Jim Rathert, MDC A Canada Goose, the only species that nests in Missouri.
Kristopher Sonntag, 35, told state investigators he was just "joking around" when he ran over the male Canada goose twice with his girlfriend's van, according to the Springfield News-Leader.
His story changed as agents from the Missouri Department of Conservation pressed him about the dead goose. Sonntag blamed his driving on the car, saying he lost control of the van because it is his girlfriend's, not his. Then, he blamed the goose.
"[Sonntag] later stated he thought the goose would move, but it did not," the probable cause statement says.
When asked why ran over the goose twice, Sonntag says he was "checking to see if it was dead and that he didn't think he hit it again," according to the News-Leader.
Harassing, killing or bullying migratory birds is a Class A misdemeanor, per the federal Migratory Bird Treaty Act.
Little did Sonntag know, a Springfield machinery company caught his act of ornithological homicide on the security cameras aimed at its parking lot.
"Honestly, I couldn't believe someone purposely tried to hit the goose," says Debbie Eisner, the general manager at the company, Grizzly Industrial, to the News-Leader. Eisner found the dead goose last month and checked the security cameras to see how it died.

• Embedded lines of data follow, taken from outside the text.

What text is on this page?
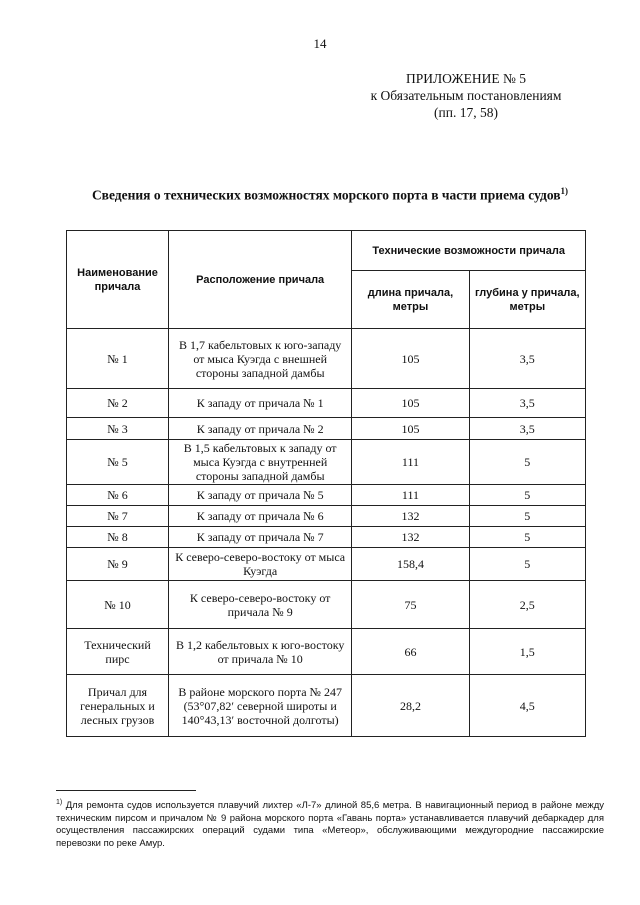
14
ПРИЛОЖЕНИЕ № 5
к Обязательным постановлениям
(пп. 17, 58)
Сведения о технических возможностях морского порта в части приема судов$^{1)}$
Наименование причала	Расположение причала	Технические возможности причала	
		длина причала, метры	глубина у причала, метры
№ 1	В 1,7 кабельтовых к юго-западу от мыса Куэгда с внешней стороны западной дамбы	105	3,5
№ 2	К западу от причала № 1	105	3,5
№ 3	К западу от причала № 2	105	3,5
№ 5	В 1,5 кабельтовых к западу от мыса Куэгда с внутренней стороны западной дамбы	111	5
№ 6	К западу от причала № 5	111	5
№ 7	К западу от причала № 6	132	5
№ 8	К западу от причала № 7	132	5
№ 9	К северо-северо-востоку от мыса Куэгда	158,4	5
№ 10	К северо-северо-востоку от причала № 9	75	2,5
Технический пирс	В 1,2 кабельтовых к юго-востоку от причала № 10	66	1,5
Причал для генеральных и лесных грузов	В районе морского порта № 247 (53°07,82′ северной широты и 140°43,13′ восточной долготы)	28,2	4,5
$^{1)}$ Для ремонта судов используется плавучий лихтер «Л-7» длиной 85,6 метра. В навигационный период в районе между техническим пирсом и причалом № 9 района морского порта «Гавань порта» устанавливается плавучий дебаркадер для осуществления пассажирских операций судами типа «Метеор», обслуживающими междугородние пассажирские перевозки по реке Амур.
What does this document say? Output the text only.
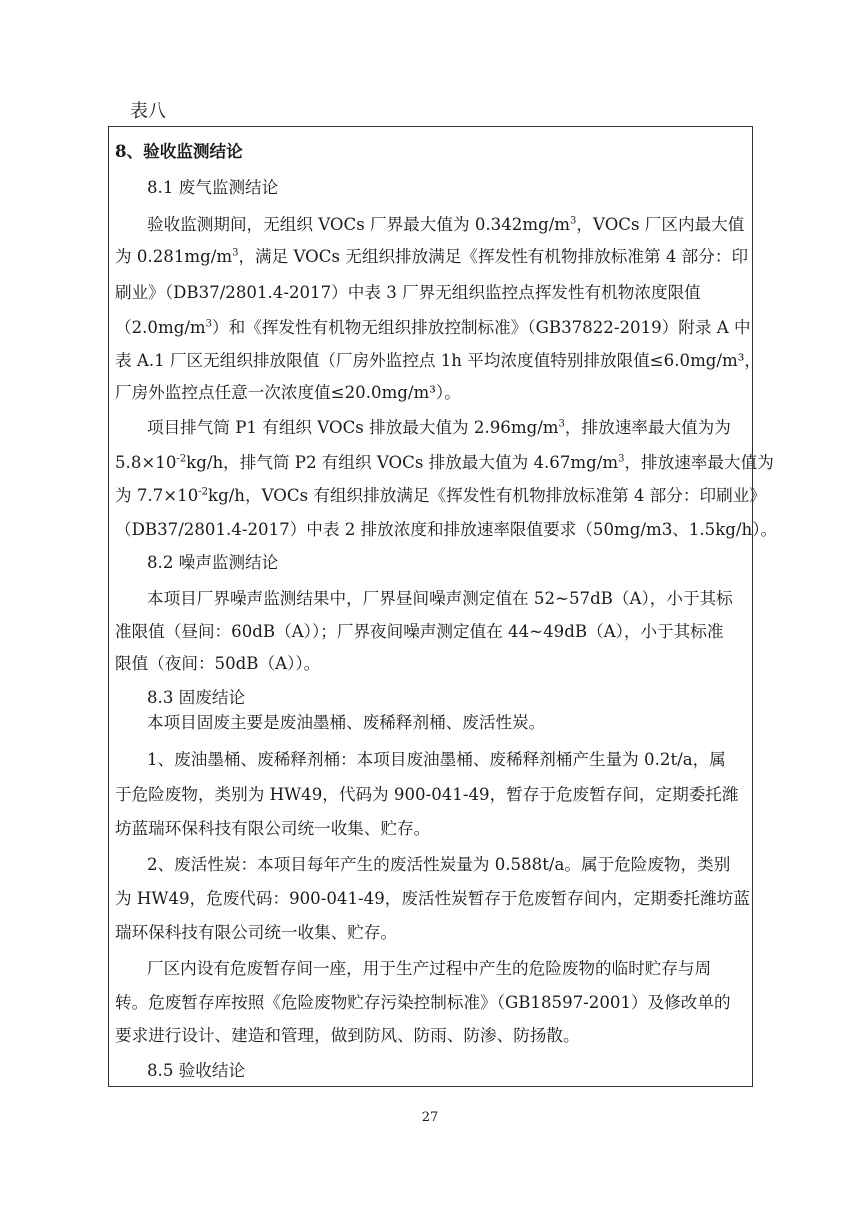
表八
8、验收监测结论
8.1 废气监测结论
验收监测期间，无组织 VOCs 厂界最大值为 $0.342mg/m^3$，VOCs 厂区内最大值
为 $0.281mg/m^3$，满足 VOCs 无组织排放满足《挥发性有机物排放标准第 4 部分：印
刷业》（DB37/2801.4-2017）中表 3 厂界无组织监控点挥发性有机物浓度限值
$(2.0mg/m^3)$和《挥发性有机物无组织排放控制标准》（GB37822-2019）附录 A 中
表 A.1 厂区无组织排放限值（厂房外监控点 1h 平均浓度值特别排放限值≤6.0mg/m³，
厂房外监控点任意一次浓度值≤20.0mg/m³）。
项目排气筒 P1 有组织 VOCs 排放最大值为 $2.96mg/m^3$，排放速率最大值为为
$5.8\times 10^{-2}kg/h$，排气筒 P2 有组织 VOCs 排放最大值为 $4.67mg/m^3$，排放速率最大值为
为 $7.7\times 10^{-2}kg/h$，VOCs 有组织排放满足《挥发性有机物排放标准第 4 部分：印刷业》
（DB37/2801.4-2017）中表 2 排放浓度和排放速率限值要求（50mg/m3、1.5kg/h）。
8.2 噪声监测结论
本项目厂界噪声监测结果中，厂界昼间噪声测定值在 52~57dB（A），小于其标
准限值（昼间：60dB（A））；厂界夜间噪声测定值在 44~49dB（A），小于其标准
限值（夜间：50dB（A））。
8.3 固废结论
本项目固废主要是废油墨桶、废稀释剂桶、废活性炭。
1、废油墨桶、废稀释剂桶：本项目废油墨桶、废稀释剂桶产生量为 0.2t/a，属
于危险废物，类别为 HW49，代码为 900-041-49，暂存于危废暂存间，定期委托潍
坊蓝瑞环保科技有限公司统一收集、贮存。
2、废活性炭：本项目每年产生的废活性炭量为 0.588t/a。属于危险废物，类别
为 HW49，危废代码：900-041-49，废活性炭暂存于危废暂存间内，定期委托潍坊蓝
瑞环保科技有限公司统一收集、贮存。
厂区内设有危废暂存间一座，用于生产过程中产生的危险废物的临时贮存与周
转。危废暂存库按照《危险废物贮存污染控制标准》（GB18597-2001）及修改单的
要求进行设计、建造和管理，做到防风、防雨、防渗、防扬散。
8.5 验收结论
27
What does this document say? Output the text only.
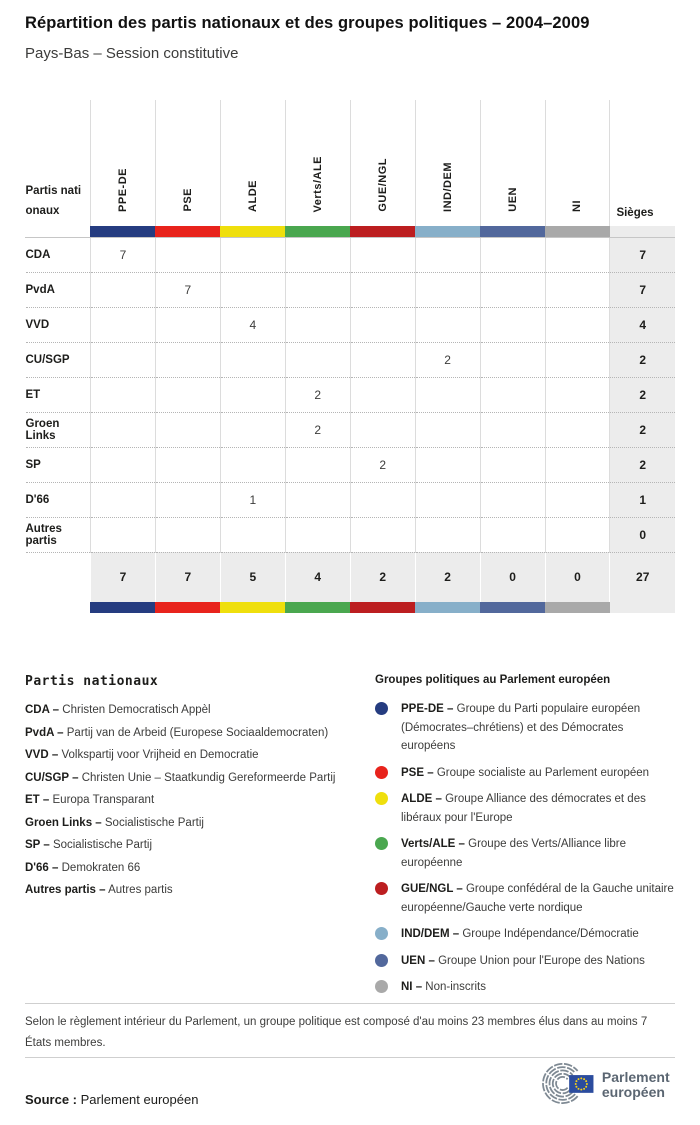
Répartition des partis nationaux et des groupes politiques – 2004–2009
Pays-Bas – Session constitutive
Partis nationaux	PPE-DE	PSE	ALDE	Verts/ALE	GUE/NGL	IND/DEM	UEN	NI	Sièges

CDA	7								7
PvdA		7							7
VVD			4						4
CU/SGP						2			2
ET				2					2
Groen Links				2					2
SP					2				2
D'66			1						1
Autres partis									0
	7	7	5	4	2	2	0	0	27

Partis nationaux
CDA – Christen Democratisch Appèl
PvdA – Partij van de Arbeid (Europese Sociaaldemocraten)
VVD – Volkspartij voor Vrijheid en Democratie
CU/SGP – Christen Unie – Staatkundig Gereformeerde Partij
ET – Europa Transparant
Groen Links – Socialistische Partij
SP – Socialistische Partij
D'66 – Demokraten 66
Autres partis – Autres partis
Groupes politiques au Parlement européen
PPE-DE – Groupe du Parti populaire européen (Démocrates–chrétiens) et des Démocrates européens
PSE – Groupe socialiste au Parlement européen
ALDE – Groupe Alliance des démocrates et des libéraux pour l'Europe
Verts/ALE – Groupe des Verts/Alliance libre européenne
GUE/NGL – Groupe confédéral de la Gauche unitaire européenne/Gauche verte nordique
IND/DEM – Groupe Indépendance/Démocratie
UEN – Groupe Union pour l'Europe des Nations
NI – Non-inscrits
Selon le règlement intérieur du Parlement, un groupe politique est composé d'au moins 23 membres élus dans au moins 7 États membres.
Source : Parlement européen
Parlement
européen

Canada geese -- the only goose species that nests in Missouri -- were nearly wiped out by hunters here by the 1930s, according to the conservation department. New rules and protection efforts allowed the species to grow to 1.5 million geese in 2002. Signs in the neighborhood around Grizzly Industrial warn people of nesting geese.
One female Canada goose was keeping a nest near Grizzly Industrial, Eisner tells the News Leader. The male goose Sonntag allegedly crushed under his girlfriend's van -- twice -- had been hissing at people and chasing cars to protect the nest.
"Our customers were pretty respectful of it," Eisner tells the News-Leader.